Menschen in der EU kaufen immer mehr Bio-Produkte. 30,7 Milliarden Euro Umsatz machte der Einzelhandel laut Rechnungshof damit im Jahr 2016. Noch 2010 seien es erst 18,1 Milliarden Umsatz gewesen. 2016 machte die für die Bio-Produktion genutzte landwirtschaftliche Fläche 6,7 Prozent der gesamten Agrarfläche aus.
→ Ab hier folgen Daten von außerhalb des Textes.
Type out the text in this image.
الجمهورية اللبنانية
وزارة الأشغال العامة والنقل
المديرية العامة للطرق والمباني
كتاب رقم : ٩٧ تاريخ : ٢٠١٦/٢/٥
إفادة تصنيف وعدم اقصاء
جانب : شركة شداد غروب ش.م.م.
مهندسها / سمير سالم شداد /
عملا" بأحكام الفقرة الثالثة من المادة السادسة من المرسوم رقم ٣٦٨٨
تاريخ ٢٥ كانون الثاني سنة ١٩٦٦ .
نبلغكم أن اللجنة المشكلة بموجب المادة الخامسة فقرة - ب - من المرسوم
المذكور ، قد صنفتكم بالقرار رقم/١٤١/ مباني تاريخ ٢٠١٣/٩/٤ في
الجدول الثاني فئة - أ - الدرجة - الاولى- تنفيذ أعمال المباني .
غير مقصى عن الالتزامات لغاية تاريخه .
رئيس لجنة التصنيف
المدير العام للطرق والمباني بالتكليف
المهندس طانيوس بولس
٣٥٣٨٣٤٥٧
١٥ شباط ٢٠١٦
Es gibt weiterhin Probleme

Die meisten in der EU gekauften Bio-Produkte werden dort auch hergestellt. Bei Kontrollen privater oder öffentlicher Stellen werden vor Ort Herstellungs- und Verarbeitungsräume inspiziert und die Buchführung geprüft sowie Proben entnommen und auf nicht zugelassene Stoffe getestet. Die EU-Kommission überwacht die Kontrollen in der EU und kann dies auch in Drittländern tun. Der Rechnungshof fordert die Kommission auf, Schwächen gemeinsam mit den EU-Staaten zu beheben.
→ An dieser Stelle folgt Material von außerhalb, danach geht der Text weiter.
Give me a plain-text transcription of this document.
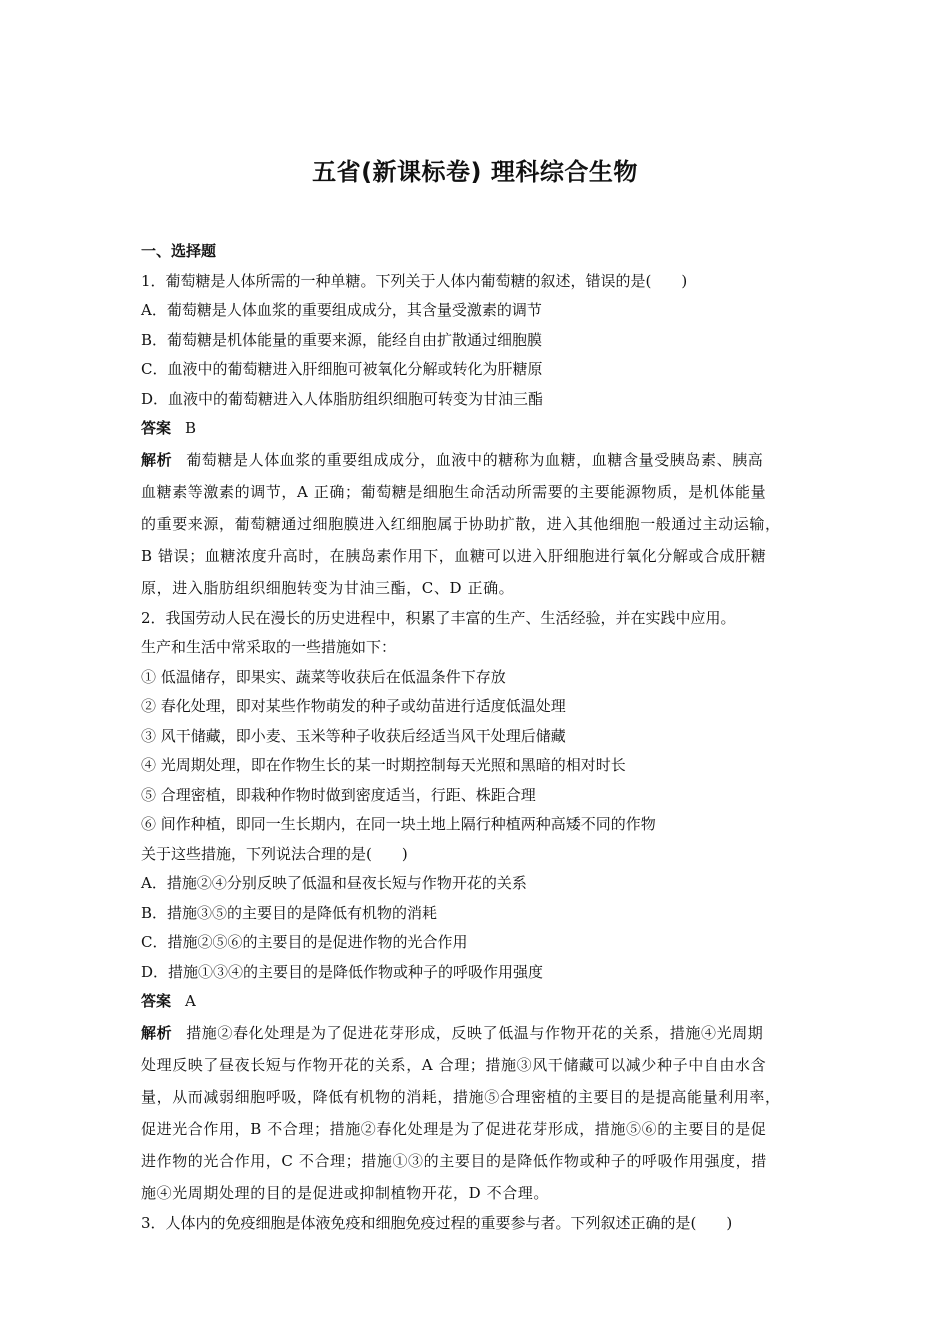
五省(新课标卷) 理科综合生物
一、选择题
1．葡萄糖是人体所需的一种单糖。下列关于人体内葡萄糖的叙述，错误的是(　　)
A．葡萄糖是人体血浆的重要组成成分，其含量受激素的调节
B．葡萄糖是机体能量的重要来源，能经自由扩散通过细胞膜
C．血液中的葡萄糖进入肝细胞可被氧化分解或转化为肝糖原
D．血液中的葡萄糖进入人体脂肪组织细胞可转变为甘油三酯
答案 B
解析 葡萄糖是人体血浆的重要组成成分，血液中的糖称为血糖，血糖含量受胰岛素、胰高
血糖素等激素的调节，A 正确；葡萄糖是细胞生命活动所需要的主要能源物质，是机体能量
的重要来源，葡萄糖通过细胞膜进入红细胞属于协助扩散，进入其他细胞一般通过主动运输，
B 错误；血糖浓度升高时，在胰岛素作用下，血糖可以进入肝细胞进行氧化分解或合成肝糖
原，进入脂肪组织细胞转变为甘油三酯，C、D 正确。
2．我国劳动人民在漫长的历史进程中，积累了丰富的生产、生活经验，并在实践中应用。
生产和生活中常采取的一些措施如下：
① 低温储存，即果实、蔬菜等收获后在低温条件下存放
② 春化处理，即对某些作物萌发的种子或幼苗进行适度低温处理
③ 风干储藏，即小麦、玉米等种子收获后经适当风干处理后储藏
④ 光周期处理，即在作物生长的某一时期控制每天光照和黑暗的相对时长
⑤ 合理密植，即栽种作物时做到密度适当，行距、株距合理
⑥ 间作种植，即同一生长期内，在同一块土地上隔行种植两种高矮不同的作物
关于这些措施，下列说法合理的是(　　)
A．措施②④分别反映了低温和昼夜长短与作物开花的关系
B．措施③⑤的主要目的是降低有机物的消耗
C．措施②⑤⑥的主要目的是促进作物的光合作用
D．措施①③④的主要目的是降低作物或种子的呼吸作用强度
答案 A
解析 措施②春化处理是为了促进花芽形成，反映了低温与作物开花的关系，措施④光周期
处理反映了昼夜长短与作物开花的关系，A 合理；措施③风干储藏可以减少种子中自由水含
量，从而减弱细胞呼吸，降低有机物的消耗，措施⑤合理密植的主要目的是提高能量利用率，
促进光合作用，B 不合理；措施②春化处理是为了促进花芽形成，措施⑤⑥的主要目的是促
进作物的光合作用，C 不合理；措施①③的主要目的是降低作物或种子的呼吸作用强度，措
施④光周期处理的目的是促进或抑制植物开花，D 不合理。
3．人体内的免疫细胞是体液免疫和细胞免疫过程的重要参与者。下列叙述正确的是(　　)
Für ihren Bericht überprüfte der Rechnungshof 2018 unter anderem Akten aus Deutschland (Nordrhein-Westfalen), Irland, Spanien, Frankreich, Italien und Großbritannien. Diese Länder hätten seit dem letzten Rechnungshof-Bericht von 2012 zwar viele Schwachstellen behoben. Deutschland etwa habe das Recht geändert. Aber es gebe weiterhin Probleme. Der Rechnungshof besuchte auch das EU-Land Bulgarien, wo die Anzahl der Bio-Betriebe in den vergangenen Jahren rasch gewachsen ist, und Tschechien, wo es große Bio-Landwirtschaftsflächen gibt.

EU-Bio-Logo

Das grüne Logo mit zwölf weißen Sternen, die ein Blatt formen, soll dem Verbraucher zeigen: Hier steckt ein zertifiziertes Bio-Produkt drin. Alle verpackten Bio-Lebensmittel aus der Europäischen Union (EU) müssen mit dem Logo gekennzeichnet sein. Das zweite politische Gütesiegel ist das deutsche Bio-Siegel – ein grün umrandetes Sechseck. Dessen Abdruck ist freiwillig. Beide Zeichen sollen dem Käufer eine erste Orientierung bieten, die Produkte müssen vergleichbare Anforderungen erfüllen.

Demeter

Anders als von der EU Öko Verordnung vorgeschrieben, darf der Betrieb nicht nur teilweise auf Bio umstellen – er muss es komplett machen. Auf Demeter-Höfen muss es auch Tiere geben. Für deren Haltung gelten verschiedene Regeln, beispielsweise dürfen Rinder nicht enthornt werden. Auch bei Saatgut, Verarbeitung und Düngemitteln gelten strengere Regeln.

Naturland

Auch bei Naturland ist es nicht erlaubt, einen Betrieb nur teilweise auf Bio umzustellen. Außerdem muss beispielsweise 50 Prozent des Futters vom eigenen Hof stammen. In der Produktion spielen auch soziale Verantwortung und weltweit faire Landwirtschaft eine Rolle.

Ecovin

Auch Winzer können Öko: Tragen Weine, Sekt und Co. das Ecovin-Logo auf der Flasche, sind sie aus ökologisch erzeugten Trauben hergestellt. Nach Angaben des Verbandes gibt es 217 Mitgliedsbetriebe, die diese Ansprüche erfüllen.

Bioland

Auch hier gehen die Anforderungen über die EU-Richtlinien hinaus: Produkte, die das dunkelgrüne Bioland-Logo tragen, müssen aus einem komplett biologisch bewirtschafteten Betrieb stammen. Beispielsweise die Zahl der Tiere pro Hektar oder die Menge des eingesetzten Stickstoffdüngers sind begrenzt. Bioland-Produkte dürfen nur 23 Zusatzstoffe enthalten.

Biokreis

Biokreis-Produkte müssen von Betrieben stammen, die komplett ökologisch wirtschaften. Der Zukauf von Dünger und Futter ist begrenzt, die Tiere auf Biokreis-Höfen müssen zu mindestens 50 Prozent Grünfutter bekommen. Der Verband will außerdem Landwirte, Verarbeiter und Händler zusammenbringen und so für kurze Transportwege und persönliche Beziehungen sorgen.